数字人风格化、多模态驱动与交互进展
潘烨, 李韶旭, 谭帅, 韦俊杰, 翟广涛, 杨小康(上海交通大学) 摘 要
风格化数字人是在计算机图形学、视觉艺术和游戏设计等领域中迅速发展的一个领域。近年来,数字人物的设计和制作技术取得了显著的进步,使得数字人物能够具有更加逼真的外观和行为,同时也可以更好地适应各种艺术风格和情境。本文围绕风格化数字人任务,围绕数字人的风格化生成、多模态驱动与用户交互三个核心研究方向的发展现状、前沿动态、热点问题等进行系统性综述。针对数字人的风格化生成,从显式三维模型和隐式三维模型两种数字人的三维表达方式对于方法进行分类,其中,显式三维数字人风格化以基于优化的方法、基于生成对抗网络的方法、基于引擎的方法为主要分析对象,隐式三维数字人风格化从通用隐式场景风格化方法以及针对人脸的隐式风格化进行回顾。针对数字人的驱动,根据驱动源的不同,本文从显式音频驱动,文本驱动和视频驱动三个方面进行回顾。根据驱动实现算法的不同,本文从基于中间变量、基于编码-解码结构等方面进行回顾,此外算法还根据中间变量的不同可分为基于关键点、三维人脸和光流的方法。针对数字人的用户交互,目前主流的交互方式是语音交互,本文对于语音交互模块从自动语音识别和文本转语音合成两方面进行了回顾,对于数字人的对话系统模块,从自然语言理解和自然语言生成等方面进行了回顾。在此基础上,展望了风格化数字人研究的未来发展趋势,为后续的相关研究提供参考。
关键词
Advances in digital characters stylization, multimodal animation and interaction
Ye Pan, Shaoxu Li, Shuai Tan, Junjie Wei, GuangTao Zhai, Xiaokang Yang(Shanghai Jiao Tong University) Abstract
Stylized digital characters have emerged as a fundamental force in reshaping the landscape of computer graphics, visual arts, and game design. Their unparalleled ability to mimic human appearances and behaviors, coupled with their flexibility in adapting to a wide array of artistic styles and narrative frameworks, has underscored their growing importance in crafting immersive and engaging digital experiences. This comprehensive exploration delves deep into the complex world of stylized digital humans, exploring their current development status, identifying the latest trends, and addressing the pressing challenges that lie ahead in three foundational research domains: creation of stylized digital humans, multi-modal driving mechanisms, and user interaction modalities. The first domain, creation of stylized digital humans, examines the innovative methodologies employed in generating lifelike yet stylistically diverse characters that can seamlessly integrate into various digital environments. From advancements in 3D modeling and texturing to the integration of artificial intelligence for dynamic character development, this section provides a thorough analysis of the tools and technologies that are pushing the boundaries of what digital characters can achieve. In the realm of multi-modal driving mechanisms, the paper investigates the evolving techniques in animating and controlling digital humans through a range of inputs such as voice, gesture, and real-time motion capture. This section delves into how these mechanisms not only enhance the realism of character interactions but also open up new avenues for creators to involve users in interactive narratives in more meaningful ways. Lastly, the discussion on user interaction modalities explores the various ways in which end-users can engage with and influence the behavior of digital humans. From immersive virtual and augmented reality experiences to interactive web and mobile platforms, this segment evaluates the effectiveness of different modalities in creating a two-way interaction that enriches the user's experience and deepens their connection to the digital characters.

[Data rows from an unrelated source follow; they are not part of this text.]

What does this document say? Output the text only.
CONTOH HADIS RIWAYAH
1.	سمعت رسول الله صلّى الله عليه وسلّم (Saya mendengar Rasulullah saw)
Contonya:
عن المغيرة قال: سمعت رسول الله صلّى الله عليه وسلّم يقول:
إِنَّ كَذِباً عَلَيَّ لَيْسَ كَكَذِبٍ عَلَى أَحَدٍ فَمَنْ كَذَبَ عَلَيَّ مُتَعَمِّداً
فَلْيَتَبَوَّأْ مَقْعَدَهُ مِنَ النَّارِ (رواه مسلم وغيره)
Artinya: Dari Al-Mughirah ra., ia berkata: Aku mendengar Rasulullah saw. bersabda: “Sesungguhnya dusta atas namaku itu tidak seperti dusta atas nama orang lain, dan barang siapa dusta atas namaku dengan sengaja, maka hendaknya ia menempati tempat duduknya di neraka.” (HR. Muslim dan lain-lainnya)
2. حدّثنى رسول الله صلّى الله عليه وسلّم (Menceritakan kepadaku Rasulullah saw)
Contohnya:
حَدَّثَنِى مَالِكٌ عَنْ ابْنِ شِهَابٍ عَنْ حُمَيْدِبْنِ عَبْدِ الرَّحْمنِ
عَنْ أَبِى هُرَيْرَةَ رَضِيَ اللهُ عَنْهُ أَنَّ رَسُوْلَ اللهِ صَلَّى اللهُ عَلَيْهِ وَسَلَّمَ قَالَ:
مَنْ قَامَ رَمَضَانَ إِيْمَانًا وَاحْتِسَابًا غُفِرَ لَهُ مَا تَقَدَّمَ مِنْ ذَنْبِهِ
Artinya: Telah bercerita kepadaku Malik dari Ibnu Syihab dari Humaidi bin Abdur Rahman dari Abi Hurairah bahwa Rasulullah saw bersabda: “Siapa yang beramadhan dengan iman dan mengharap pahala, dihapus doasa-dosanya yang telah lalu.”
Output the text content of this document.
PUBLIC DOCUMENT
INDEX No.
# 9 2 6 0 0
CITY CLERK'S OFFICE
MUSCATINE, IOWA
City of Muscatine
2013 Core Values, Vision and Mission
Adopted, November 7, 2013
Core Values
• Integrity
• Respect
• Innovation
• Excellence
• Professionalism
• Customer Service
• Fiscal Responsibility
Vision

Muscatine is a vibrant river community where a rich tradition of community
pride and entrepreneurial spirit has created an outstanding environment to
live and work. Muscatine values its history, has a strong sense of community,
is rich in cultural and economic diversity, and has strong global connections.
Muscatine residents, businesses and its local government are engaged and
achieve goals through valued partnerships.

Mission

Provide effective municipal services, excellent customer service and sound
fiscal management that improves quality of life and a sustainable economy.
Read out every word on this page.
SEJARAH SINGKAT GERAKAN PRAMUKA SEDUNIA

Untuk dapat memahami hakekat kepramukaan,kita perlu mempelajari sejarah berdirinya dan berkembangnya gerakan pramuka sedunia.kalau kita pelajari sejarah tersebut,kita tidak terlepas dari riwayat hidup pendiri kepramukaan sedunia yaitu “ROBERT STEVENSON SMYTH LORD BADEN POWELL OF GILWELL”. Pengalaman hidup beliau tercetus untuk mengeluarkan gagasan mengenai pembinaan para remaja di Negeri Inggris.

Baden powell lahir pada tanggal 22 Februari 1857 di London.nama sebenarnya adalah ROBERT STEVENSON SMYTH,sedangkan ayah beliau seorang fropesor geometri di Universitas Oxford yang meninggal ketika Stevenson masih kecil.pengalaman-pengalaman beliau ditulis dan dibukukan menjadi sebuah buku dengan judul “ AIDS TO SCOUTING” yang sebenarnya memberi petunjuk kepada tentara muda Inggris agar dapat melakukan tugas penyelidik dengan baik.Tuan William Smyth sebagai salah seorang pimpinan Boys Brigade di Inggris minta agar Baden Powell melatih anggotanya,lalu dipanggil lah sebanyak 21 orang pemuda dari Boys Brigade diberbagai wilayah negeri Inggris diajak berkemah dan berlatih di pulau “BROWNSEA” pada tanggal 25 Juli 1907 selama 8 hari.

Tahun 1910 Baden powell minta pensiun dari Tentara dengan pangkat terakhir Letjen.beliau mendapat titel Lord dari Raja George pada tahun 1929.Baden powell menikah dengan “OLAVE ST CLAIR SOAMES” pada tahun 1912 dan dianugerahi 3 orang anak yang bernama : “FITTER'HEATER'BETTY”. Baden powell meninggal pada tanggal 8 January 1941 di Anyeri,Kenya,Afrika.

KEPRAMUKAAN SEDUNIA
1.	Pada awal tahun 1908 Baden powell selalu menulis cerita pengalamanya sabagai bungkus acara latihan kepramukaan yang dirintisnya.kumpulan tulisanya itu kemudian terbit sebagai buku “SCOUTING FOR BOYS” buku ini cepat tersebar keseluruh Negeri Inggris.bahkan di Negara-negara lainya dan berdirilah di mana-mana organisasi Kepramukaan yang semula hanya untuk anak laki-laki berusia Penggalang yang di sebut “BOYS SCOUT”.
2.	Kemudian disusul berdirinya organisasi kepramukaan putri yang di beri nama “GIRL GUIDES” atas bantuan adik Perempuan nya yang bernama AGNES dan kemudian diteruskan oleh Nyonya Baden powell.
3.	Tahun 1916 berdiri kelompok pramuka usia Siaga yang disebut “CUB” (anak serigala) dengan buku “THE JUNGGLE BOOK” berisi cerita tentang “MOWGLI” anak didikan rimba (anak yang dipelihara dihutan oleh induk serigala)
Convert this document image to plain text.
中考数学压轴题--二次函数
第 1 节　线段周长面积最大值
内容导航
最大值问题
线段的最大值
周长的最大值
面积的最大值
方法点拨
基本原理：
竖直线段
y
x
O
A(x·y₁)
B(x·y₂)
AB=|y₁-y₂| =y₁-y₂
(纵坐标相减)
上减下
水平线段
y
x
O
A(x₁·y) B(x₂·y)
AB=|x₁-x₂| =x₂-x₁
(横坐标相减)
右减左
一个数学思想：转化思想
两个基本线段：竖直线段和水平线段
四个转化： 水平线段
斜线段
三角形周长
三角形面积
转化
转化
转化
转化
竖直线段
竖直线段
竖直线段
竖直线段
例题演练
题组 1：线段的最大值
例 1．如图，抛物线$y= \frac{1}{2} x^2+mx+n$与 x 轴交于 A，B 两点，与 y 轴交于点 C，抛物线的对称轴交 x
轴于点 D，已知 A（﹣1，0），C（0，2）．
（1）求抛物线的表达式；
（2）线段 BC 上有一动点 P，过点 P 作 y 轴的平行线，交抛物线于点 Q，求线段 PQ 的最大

At the heart of this exploration lies the creation of stylized digital humans, a field that has witnessed remarkable progress in recent years. The generation of these characters can be broadly classified into two categories: explicit 3D models and implicit 3D models. Explicit 3D digital human stylization encompasses a range of methodologies, including optimization-based approaches that meticulously refine digital meshes to conform to specific stylistic attributes. These techniques often involve iterative processes that adjust geometric details, textures, and lighting to achieve the desired aesthetic. Generative adversarial networks (GANs), as a cornerstone of deep learning, have revolutionized this landscape by enabling the automatic generation of novel stylized forms that capture intricate nuances of various artistic styles. Furthermore, engine-based methods harness the power of advanced rendering engines to apply artistic filters and effects in real-time, offering unparalleled flexibility and control over the final visual output. Implicit 3D digital human stylization, on the other hand, draws inspiration from the realm of implicit scene stylization, particularly through the lens of neural implicit representations. These approaches offer a more holistic and flexible way to represent and manipulate 3D geometry and appearance, enabling stylization that transcends traditional mesh-based limitations. Within this framework, facial stylization holds a special place, requiring a profound understanding of facial anatomy, expression dynamics, and cultural nuances. Specialized methods have been developed to capture and manipulate facial features in a nuanced and artistic manner, fostering a level of realism and emotional expressiveness that is crucial for believable digital humans.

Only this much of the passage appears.